ולא נבייש שום אדם בעולם מקטן ועד גדול ונזכה לקיים באמת מצוות “ואהבת לרעך כמוך“, בכל לב וגוף ונפש וממון:
“And let it come to pass in our time as it is written, ‘And I will give peace in the land, and you shall lie down and none shall make you afraid. I will drive the wild beasts from the land, and neither shall the sword go through your land.’ (Leviticus 26:6)
ויקוים בנו מקרא שכתוב ונתתי שלום בארץ ושכבתם ואין מחריד והשבתי חיה רעה מן הארץ וחרב לא תעבור בארצכם:
“Hashem who is peace, bless us with peace!”
יי שלום, ברכנו בשלום.
Prayer for Peace (Attributed to Rabbi Nachman of Breslov)
May in be Your Will, Adonai our God and God of our ancestors, to put an end to war and bloodshed on earth, and to spread a great and wonderful peace over the whole world, so that nation shall not lift up sword against nation, neither shall they learn war anymore.
May all inhabitants of this planet come to recognize and know the ultimate truth: We did not come to this world for conflict and strife, nor for hatred, envy, mockery or bloodshed; We came to this world only to know You, may You be blessed for all eternity.
Therefore, have mercy on us, and fulfill for us what is written, “And I will grant peace in the land, and you shall lie down and none shall make you afraid. I will drive the wild beasts from the land, and neither shall the sword go through your country.”*(Leviticus 26:6)

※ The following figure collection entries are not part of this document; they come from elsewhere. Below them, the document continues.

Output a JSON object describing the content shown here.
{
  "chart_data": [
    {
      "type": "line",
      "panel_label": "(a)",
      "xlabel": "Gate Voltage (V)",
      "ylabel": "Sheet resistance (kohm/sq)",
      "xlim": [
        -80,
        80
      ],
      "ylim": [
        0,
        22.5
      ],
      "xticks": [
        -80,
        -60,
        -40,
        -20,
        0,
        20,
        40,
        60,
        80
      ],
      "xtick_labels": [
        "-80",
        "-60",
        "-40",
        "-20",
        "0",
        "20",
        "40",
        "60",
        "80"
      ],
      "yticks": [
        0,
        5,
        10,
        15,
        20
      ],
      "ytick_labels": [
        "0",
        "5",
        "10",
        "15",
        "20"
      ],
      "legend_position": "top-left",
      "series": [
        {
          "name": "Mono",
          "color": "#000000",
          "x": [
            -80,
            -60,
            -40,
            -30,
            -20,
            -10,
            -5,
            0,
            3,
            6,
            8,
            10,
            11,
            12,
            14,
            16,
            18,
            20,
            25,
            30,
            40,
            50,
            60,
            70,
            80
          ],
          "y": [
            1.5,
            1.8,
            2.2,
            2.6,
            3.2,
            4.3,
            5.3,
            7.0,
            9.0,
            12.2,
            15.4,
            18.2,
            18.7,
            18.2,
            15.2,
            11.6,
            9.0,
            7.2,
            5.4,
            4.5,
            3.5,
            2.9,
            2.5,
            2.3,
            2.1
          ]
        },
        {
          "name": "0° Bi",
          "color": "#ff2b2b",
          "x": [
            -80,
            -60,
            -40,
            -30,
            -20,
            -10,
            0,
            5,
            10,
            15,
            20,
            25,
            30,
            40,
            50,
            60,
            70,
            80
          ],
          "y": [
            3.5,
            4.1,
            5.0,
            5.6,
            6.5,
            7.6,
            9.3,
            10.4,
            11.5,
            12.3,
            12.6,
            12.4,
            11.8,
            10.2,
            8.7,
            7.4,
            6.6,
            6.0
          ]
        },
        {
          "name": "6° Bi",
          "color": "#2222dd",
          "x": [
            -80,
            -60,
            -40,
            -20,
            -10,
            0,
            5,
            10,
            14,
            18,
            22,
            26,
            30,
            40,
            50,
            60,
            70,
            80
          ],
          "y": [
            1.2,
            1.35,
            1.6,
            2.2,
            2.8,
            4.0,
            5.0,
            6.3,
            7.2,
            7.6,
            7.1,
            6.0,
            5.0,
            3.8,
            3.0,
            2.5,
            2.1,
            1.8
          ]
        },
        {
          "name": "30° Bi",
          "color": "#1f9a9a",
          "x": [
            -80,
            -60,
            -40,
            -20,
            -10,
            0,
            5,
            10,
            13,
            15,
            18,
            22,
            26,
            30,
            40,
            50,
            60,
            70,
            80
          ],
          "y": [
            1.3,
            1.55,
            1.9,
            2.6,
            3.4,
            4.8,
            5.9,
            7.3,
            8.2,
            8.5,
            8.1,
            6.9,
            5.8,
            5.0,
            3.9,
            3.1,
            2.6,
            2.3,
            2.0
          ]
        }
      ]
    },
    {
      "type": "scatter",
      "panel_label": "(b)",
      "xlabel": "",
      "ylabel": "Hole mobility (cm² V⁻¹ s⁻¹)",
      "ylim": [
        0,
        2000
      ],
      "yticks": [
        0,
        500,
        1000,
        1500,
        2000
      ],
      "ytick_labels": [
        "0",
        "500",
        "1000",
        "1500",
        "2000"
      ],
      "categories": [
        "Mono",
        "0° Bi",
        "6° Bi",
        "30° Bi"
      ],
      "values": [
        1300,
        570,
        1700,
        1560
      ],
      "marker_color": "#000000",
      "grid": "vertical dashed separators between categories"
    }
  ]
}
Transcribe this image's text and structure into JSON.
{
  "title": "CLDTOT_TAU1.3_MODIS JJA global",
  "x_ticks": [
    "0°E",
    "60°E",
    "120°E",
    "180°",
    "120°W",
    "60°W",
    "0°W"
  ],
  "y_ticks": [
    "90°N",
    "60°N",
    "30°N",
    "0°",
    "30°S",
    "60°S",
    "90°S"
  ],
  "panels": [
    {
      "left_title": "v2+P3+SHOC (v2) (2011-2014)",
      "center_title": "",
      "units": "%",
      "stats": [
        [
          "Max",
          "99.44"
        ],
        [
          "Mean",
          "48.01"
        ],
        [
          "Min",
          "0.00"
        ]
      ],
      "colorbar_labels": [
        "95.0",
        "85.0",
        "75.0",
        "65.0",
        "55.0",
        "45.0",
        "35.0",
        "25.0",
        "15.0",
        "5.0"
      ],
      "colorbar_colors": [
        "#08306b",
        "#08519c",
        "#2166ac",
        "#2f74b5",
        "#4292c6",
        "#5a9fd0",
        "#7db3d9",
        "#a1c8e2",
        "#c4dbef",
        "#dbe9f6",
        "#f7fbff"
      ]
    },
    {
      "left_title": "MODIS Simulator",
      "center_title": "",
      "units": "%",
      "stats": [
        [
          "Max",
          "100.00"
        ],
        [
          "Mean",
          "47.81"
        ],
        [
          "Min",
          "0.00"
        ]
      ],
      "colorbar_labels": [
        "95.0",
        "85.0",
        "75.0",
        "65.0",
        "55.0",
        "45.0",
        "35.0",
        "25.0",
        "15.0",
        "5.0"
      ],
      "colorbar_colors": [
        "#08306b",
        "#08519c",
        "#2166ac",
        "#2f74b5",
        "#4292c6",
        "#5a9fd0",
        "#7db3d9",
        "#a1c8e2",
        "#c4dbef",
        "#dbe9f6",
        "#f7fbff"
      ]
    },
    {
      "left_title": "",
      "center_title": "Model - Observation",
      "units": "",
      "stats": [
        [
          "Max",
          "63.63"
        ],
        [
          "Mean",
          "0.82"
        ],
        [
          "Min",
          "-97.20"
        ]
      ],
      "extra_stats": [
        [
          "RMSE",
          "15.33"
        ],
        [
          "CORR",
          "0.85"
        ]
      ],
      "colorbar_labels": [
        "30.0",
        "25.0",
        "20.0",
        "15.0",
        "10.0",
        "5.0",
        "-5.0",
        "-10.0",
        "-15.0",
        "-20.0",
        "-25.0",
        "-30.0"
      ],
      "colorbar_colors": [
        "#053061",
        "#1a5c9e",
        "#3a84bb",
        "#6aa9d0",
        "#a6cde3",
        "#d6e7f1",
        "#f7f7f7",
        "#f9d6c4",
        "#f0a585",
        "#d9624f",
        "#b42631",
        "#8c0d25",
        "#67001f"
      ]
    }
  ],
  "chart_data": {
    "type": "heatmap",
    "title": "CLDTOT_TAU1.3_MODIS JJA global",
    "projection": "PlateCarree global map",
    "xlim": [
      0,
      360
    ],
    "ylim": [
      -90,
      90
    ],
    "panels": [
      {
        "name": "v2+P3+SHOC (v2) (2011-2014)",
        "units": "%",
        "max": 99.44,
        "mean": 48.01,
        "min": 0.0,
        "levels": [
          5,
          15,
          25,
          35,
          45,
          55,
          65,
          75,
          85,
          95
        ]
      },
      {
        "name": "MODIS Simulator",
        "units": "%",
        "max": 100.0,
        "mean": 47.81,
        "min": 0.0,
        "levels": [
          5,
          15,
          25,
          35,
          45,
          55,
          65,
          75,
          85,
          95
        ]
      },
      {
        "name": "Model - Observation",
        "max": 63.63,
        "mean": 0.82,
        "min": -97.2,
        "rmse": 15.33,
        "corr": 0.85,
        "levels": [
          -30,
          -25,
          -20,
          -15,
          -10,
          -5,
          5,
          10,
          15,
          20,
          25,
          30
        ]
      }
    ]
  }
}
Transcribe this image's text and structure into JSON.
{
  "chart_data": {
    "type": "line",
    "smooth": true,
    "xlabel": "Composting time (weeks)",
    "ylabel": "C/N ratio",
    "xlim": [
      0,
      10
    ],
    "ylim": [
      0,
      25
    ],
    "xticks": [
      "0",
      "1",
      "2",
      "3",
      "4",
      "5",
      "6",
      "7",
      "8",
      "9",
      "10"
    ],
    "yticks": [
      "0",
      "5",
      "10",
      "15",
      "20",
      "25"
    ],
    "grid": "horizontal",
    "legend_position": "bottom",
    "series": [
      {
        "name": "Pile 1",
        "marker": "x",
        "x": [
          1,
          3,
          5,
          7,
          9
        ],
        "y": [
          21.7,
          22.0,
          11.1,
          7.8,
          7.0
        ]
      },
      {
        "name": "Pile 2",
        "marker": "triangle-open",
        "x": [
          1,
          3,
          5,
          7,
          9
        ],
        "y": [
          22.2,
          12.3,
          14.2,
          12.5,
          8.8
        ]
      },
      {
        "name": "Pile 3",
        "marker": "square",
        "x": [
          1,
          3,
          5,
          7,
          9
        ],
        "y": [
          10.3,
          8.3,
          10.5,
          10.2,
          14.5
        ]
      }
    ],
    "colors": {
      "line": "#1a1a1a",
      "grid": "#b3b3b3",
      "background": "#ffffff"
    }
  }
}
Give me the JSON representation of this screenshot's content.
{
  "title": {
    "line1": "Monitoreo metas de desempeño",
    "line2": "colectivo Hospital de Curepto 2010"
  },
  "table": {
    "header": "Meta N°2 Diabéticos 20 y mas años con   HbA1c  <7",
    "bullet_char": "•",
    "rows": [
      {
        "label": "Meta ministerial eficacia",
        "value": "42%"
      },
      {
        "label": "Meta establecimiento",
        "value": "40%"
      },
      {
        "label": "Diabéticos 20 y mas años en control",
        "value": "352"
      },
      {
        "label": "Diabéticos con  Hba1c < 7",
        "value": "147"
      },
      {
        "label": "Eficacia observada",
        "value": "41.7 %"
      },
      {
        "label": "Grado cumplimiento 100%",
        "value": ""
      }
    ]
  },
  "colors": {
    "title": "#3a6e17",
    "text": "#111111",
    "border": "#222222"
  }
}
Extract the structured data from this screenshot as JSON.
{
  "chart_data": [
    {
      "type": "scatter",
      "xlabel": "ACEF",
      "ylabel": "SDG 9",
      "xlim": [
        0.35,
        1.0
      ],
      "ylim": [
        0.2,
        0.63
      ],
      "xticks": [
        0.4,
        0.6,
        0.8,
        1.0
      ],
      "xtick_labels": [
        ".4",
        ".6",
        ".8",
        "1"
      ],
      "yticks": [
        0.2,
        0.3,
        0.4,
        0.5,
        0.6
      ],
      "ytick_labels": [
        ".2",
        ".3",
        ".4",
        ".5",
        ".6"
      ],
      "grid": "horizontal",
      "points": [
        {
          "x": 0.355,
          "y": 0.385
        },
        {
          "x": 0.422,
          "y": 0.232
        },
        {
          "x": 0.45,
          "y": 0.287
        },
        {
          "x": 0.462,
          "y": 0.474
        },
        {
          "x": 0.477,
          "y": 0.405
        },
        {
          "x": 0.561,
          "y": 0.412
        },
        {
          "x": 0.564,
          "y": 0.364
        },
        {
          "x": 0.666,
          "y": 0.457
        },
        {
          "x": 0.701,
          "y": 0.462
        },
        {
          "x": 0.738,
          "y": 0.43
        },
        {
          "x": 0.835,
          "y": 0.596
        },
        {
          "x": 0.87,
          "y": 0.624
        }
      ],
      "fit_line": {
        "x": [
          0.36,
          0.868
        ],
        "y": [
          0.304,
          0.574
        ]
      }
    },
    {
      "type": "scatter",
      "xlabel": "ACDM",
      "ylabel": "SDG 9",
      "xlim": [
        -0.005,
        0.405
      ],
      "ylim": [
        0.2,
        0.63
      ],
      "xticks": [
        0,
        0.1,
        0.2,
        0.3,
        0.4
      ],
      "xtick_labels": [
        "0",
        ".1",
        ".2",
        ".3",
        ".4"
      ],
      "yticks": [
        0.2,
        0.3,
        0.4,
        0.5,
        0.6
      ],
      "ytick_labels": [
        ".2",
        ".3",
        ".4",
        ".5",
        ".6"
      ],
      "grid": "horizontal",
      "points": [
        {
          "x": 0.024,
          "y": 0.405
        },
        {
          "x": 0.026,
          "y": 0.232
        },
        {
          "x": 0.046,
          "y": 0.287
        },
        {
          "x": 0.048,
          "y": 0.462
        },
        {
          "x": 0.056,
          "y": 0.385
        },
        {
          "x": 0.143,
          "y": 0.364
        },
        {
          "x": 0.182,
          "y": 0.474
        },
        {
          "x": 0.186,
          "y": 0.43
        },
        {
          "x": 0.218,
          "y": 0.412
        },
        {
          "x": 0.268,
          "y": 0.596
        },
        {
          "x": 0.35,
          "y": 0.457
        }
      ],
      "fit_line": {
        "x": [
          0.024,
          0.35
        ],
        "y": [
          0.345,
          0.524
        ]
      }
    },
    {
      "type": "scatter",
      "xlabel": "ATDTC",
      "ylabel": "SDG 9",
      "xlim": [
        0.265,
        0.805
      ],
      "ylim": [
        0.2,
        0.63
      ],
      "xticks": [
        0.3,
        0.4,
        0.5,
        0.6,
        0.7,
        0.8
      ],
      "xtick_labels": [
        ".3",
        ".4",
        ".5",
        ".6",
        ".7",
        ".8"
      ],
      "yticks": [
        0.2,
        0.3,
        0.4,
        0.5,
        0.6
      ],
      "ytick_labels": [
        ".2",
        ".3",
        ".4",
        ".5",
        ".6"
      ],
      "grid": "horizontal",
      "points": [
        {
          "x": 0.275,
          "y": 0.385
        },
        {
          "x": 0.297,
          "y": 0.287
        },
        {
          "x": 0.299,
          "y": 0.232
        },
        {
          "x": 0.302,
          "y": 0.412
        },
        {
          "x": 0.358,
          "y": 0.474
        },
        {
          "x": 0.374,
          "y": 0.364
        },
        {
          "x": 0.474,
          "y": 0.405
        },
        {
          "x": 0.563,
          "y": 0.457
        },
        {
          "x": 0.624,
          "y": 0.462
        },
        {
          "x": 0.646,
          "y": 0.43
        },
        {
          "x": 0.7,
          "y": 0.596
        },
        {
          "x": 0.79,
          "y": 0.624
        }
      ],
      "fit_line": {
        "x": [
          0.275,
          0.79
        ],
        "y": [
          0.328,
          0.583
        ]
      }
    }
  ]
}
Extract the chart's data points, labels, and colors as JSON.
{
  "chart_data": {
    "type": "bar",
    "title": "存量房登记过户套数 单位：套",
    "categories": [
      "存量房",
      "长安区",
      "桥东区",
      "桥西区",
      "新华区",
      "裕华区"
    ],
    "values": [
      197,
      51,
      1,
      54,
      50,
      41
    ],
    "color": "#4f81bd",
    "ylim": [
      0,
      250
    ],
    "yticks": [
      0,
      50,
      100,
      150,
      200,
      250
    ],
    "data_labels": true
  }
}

“And justice will well up like water, righteousness like a mighty stream.” (Amos 5:24).
“For the Land will be filled with knowledge (some translate: devotion to) of Adonai as water covers the sea.”( Isaiah 11:9).
May it be Your Will. And let us say: Amen.
The second version teaches us that if we truly know God, we would not engage in harming each other.
At one point I asked the youth yesterday why they were turning their holy souls into the souls of beasts (and that isn’t very fair to animals). If the youth yesterday, or any of those who dispossess, expel, discriminate, hate or deny basic living conditions to fellow human beings were truly students and hasidim of Rebbe Nachman, they would be seeking to elevate their souls, not sully and degrade them.
Jacob, and Esau, once bitter enemies, learn to know God in each other, and in the renewed bond between them.
With God’s Help, and serious effort on our part, we too can and must drive the wild beasts from our hearts.